Wir haben uns natürlich immer bemüht, möglichst viele Regisseur*innen, Kameraleute, Darsteller*innen in die Kinos zu bringen. Das ist für das Publikum großartig. Aber es ist auch für uns selbst eine beglückende Erfahrung, wenn man mit diesen Gästen ins Kino geht und der Saal proppenvoll ist. Denn das ist auch für jene, die an dem Film beteiligt waren, eine wunderbare Erfahrung. Manchmal bringen Gäste ihre ganzen Teams mit. Wir haben da schon sehr große Versammlungen gehabt!
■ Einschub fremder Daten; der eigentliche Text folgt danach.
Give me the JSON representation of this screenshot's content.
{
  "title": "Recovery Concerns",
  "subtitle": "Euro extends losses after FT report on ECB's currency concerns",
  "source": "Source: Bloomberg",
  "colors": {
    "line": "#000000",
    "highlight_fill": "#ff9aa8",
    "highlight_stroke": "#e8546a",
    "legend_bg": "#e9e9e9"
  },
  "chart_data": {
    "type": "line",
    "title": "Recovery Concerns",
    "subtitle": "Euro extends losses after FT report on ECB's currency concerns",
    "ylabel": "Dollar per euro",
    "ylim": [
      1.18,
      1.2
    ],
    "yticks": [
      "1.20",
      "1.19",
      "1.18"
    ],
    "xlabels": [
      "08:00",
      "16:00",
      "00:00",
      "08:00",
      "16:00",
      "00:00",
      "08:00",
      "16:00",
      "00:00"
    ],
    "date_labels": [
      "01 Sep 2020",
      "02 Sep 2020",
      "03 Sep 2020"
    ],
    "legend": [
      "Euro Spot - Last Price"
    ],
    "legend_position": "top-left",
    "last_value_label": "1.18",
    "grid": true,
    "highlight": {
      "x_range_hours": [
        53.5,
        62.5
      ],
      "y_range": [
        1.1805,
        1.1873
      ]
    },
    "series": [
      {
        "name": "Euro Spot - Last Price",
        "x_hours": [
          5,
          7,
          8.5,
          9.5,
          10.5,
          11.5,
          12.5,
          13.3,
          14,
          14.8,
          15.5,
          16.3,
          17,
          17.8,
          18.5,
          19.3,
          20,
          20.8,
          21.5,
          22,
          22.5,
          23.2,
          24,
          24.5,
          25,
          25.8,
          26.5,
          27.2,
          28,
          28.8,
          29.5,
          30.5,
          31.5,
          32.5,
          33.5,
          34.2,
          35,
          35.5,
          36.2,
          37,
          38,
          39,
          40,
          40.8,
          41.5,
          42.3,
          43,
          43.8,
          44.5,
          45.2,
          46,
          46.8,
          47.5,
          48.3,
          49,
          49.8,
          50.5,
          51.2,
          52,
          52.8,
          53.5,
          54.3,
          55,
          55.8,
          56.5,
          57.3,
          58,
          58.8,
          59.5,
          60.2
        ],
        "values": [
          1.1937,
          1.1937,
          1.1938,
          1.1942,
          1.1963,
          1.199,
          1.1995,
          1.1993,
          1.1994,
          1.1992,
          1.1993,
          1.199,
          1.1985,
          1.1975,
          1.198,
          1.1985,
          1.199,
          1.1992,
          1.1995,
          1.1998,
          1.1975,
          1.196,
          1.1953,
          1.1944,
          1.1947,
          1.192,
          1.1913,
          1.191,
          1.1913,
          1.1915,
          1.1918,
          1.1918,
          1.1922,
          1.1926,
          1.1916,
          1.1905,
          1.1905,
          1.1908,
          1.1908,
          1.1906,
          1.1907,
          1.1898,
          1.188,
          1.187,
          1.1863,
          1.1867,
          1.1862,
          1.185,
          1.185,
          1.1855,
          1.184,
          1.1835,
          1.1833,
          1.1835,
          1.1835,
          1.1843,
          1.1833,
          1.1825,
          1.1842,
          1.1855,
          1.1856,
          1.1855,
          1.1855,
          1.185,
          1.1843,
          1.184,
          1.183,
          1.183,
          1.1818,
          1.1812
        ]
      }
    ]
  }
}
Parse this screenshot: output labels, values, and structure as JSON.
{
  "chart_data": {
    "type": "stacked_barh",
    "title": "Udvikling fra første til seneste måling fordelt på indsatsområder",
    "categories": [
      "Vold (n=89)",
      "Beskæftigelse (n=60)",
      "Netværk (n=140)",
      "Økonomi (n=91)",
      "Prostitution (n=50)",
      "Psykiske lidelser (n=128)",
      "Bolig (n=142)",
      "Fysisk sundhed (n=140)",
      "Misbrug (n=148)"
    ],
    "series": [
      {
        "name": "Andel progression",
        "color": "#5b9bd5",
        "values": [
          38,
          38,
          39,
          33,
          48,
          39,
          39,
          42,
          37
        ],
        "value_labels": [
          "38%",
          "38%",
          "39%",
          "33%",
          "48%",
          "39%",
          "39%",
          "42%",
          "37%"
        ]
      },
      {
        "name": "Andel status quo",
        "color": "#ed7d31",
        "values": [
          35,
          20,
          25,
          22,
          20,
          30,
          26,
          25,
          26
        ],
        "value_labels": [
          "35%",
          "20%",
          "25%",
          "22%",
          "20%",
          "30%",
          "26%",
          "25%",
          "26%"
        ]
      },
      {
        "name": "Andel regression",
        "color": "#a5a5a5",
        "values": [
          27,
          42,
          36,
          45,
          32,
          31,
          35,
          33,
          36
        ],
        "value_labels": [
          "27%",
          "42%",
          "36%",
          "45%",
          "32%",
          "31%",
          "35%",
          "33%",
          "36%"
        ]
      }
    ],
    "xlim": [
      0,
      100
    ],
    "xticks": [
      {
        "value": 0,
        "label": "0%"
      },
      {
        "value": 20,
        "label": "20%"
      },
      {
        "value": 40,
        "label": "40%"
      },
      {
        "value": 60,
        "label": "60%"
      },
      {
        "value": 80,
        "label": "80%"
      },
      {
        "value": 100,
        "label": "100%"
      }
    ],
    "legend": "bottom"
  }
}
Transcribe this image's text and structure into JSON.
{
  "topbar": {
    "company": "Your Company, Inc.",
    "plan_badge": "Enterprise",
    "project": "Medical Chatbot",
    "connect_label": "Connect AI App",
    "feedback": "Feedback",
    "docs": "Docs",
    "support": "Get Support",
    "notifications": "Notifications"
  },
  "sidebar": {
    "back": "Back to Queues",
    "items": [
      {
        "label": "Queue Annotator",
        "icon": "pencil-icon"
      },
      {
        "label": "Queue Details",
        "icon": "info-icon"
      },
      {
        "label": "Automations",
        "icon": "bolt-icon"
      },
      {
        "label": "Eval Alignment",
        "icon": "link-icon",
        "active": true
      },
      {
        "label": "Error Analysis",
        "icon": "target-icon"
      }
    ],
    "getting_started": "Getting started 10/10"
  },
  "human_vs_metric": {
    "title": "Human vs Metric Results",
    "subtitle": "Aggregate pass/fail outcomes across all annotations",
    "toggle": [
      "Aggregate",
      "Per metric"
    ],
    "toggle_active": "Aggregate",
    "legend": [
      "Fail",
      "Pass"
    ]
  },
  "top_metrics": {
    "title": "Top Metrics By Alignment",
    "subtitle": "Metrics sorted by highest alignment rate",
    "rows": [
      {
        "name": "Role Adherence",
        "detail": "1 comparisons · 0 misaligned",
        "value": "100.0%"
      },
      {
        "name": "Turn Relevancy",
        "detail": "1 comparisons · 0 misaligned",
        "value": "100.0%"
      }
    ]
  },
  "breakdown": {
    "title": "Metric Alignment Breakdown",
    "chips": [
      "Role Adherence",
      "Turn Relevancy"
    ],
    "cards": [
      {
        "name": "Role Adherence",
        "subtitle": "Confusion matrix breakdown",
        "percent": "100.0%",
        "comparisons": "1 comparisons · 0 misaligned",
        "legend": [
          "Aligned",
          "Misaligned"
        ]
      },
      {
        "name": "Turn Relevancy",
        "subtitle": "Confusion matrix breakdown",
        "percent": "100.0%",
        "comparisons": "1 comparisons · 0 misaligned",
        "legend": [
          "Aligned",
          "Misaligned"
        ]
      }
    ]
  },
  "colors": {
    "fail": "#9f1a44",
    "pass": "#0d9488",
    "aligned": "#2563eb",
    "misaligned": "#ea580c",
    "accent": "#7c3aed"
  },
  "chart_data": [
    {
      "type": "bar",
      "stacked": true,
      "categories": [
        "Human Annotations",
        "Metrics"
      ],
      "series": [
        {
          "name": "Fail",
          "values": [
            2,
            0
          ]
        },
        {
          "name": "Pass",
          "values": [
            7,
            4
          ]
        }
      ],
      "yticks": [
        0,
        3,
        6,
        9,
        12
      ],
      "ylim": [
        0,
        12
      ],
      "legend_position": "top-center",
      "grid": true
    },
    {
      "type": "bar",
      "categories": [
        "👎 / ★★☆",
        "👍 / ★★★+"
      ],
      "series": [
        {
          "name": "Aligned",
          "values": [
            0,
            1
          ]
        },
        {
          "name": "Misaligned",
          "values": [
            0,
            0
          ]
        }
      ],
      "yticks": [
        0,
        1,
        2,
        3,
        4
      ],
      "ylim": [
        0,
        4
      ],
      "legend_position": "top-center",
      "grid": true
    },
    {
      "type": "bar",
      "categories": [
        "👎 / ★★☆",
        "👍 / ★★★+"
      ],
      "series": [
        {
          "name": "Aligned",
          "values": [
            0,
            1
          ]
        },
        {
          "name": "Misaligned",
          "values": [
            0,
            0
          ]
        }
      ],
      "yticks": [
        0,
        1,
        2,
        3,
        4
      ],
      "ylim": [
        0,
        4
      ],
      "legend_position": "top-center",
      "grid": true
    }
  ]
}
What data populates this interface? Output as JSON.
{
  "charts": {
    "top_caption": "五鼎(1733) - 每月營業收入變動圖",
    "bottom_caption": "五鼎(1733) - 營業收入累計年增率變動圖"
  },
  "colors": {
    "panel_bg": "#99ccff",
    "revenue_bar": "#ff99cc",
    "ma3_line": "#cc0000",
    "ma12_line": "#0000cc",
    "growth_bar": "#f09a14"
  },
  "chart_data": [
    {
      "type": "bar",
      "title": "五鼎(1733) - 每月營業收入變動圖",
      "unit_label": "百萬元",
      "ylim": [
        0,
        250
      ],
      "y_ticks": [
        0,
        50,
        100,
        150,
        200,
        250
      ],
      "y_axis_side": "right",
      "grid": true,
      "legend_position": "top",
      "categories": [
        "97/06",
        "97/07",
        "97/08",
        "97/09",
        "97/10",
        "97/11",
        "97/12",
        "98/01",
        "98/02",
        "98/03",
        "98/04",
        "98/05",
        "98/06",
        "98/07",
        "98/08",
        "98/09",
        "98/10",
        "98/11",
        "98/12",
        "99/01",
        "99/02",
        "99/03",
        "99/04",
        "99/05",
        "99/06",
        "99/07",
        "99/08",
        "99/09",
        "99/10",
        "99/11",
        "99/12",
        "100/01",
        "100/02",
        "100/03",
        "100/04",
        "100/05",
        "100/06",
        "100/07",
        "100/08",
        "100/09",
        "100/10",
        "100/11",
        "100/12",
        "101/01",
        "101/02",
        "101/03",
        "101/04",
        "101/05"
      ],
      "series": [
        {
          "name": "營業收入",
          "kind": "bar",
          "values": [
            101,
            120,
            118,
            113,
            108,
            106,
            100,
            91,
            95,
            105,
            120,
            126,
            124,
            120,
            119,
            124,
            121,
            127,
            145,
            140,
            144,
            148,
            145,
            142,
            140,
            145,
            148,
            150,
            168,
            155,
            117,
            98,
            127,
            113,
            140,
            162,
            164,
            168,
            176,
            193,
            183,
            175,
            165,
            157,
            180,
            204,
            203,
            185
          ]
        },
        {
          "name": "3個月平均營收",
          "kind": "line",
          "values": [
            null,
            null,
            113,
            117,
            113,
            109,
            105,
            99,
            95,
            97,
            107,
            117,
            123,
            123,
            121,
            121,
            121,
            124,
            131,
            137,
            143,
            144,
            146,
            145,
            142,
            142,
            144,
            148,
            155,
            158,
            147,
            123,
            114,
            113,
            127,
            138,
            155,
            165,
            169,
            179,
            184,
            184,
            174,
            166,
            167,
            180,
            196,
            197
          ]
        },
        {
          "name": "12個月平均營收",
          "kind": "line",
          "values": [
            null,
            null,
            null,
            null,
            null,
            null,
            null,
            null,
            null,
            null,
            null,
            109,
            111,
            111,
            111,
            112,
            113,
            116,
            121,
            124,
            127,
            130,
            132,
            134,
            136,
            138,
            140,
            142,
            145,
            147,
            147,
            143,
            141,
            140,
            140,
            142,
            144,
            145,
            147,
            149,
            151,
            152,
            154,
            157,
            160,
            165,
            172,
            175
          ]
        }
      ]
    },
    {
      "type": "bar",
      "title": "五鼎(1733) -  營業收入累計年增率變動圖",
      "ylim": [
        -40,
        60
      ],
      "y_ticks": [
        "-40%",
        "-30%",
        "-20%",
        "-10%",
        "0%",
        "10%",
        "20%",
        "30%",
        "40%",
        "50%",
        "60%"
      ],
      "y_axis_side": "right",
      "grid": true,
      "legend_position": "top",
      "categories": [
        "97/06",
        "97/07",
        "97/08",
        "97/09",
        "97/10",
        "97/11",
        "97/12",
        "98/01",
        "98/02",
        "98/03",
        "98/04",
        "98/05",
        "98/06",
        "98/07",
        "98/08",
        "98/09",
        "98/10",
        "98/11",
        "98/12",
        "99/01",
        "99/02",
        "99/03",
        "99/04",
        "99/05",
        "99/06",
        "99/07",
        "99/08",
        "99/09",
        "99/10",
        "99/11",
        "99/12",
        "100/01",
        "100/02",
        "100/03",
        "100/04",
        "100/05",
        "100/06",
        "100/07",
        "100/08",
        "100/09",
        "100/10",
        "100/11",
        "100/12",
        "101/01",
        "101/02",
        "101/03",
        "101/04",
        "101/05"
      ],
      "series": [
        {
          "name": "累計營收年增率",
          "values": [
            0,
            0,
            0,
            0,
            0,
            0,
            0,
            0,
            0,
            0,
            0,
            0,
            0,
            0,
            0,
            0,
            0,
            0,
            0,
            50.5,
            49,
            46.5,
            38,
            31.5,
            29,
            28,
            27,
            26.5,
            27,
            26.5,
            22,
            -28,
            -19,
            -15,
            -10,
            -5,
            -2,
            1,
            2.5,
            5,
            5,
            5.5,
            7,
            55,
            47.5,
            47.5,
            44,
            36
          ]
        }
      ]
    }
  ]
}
Ja, das ist neu für die Retrospektive. Die ist lebendiger geworden. Das schätzen wir sehr!
Dank digitaler Restaurierungen kommen zurzeit zahlreiche alte Filme neu auf den Markt, was sich in den „Classics“-Reihen internationaler Festivals – auch der Berlinale – widerspiegelt. Sind sie die Retrospektiven der Zukunft?
Ich hoffe sehr, dass das nicht der Fall ist! Die Entwicklung der Digitalisierung und Restaurierung wollen wir bei der Berlinale natürlich abbilden, das sind wir der filmhistorischen Tradition des Festivals schuldig und das hat sich auch sehr gut entwickelt. Die filmhistorische Tradition der Berlinale ist jedoch wirklich eine, was die A-Festivals angeht, einzigartige – eine kuratierte Reihe, und das unterscheidet sie von den Berlinale Classics. Die Berlinale Classics sind eine Auswahl aus Einreichungen, die wir aus aller Welt erhalten, während die Retrospektive eine bewusste Entscheidung für ein Thema, eine Periode, ein persönliches Werk ist. Dies ermöglicht einen anderen Blick auf die Filmgeschichte. Da die Berlinale seit langem das einzige A-Festival ist, das dies kontinuierlich leistet und mit diesem „Blick“ zuletzt über 23.000 Zuschauer*innen erreicht hat, hoffe ich, dass wir mit einem verbesserten Budget in der Zukunft auch wieder über 15 Filme hinauskommen.
Das ist Ihrer Nachfolgerin sehr zu wünschen! Was wünschen Sie ihr noch?
Heleen Gerritsen wird sicher eigene Ideen in die Retrospektive einbringen. Ich wünsche ihr, dass sie genauso viel Freude an der Zusammenarbeit mit dem Team hat wie ich.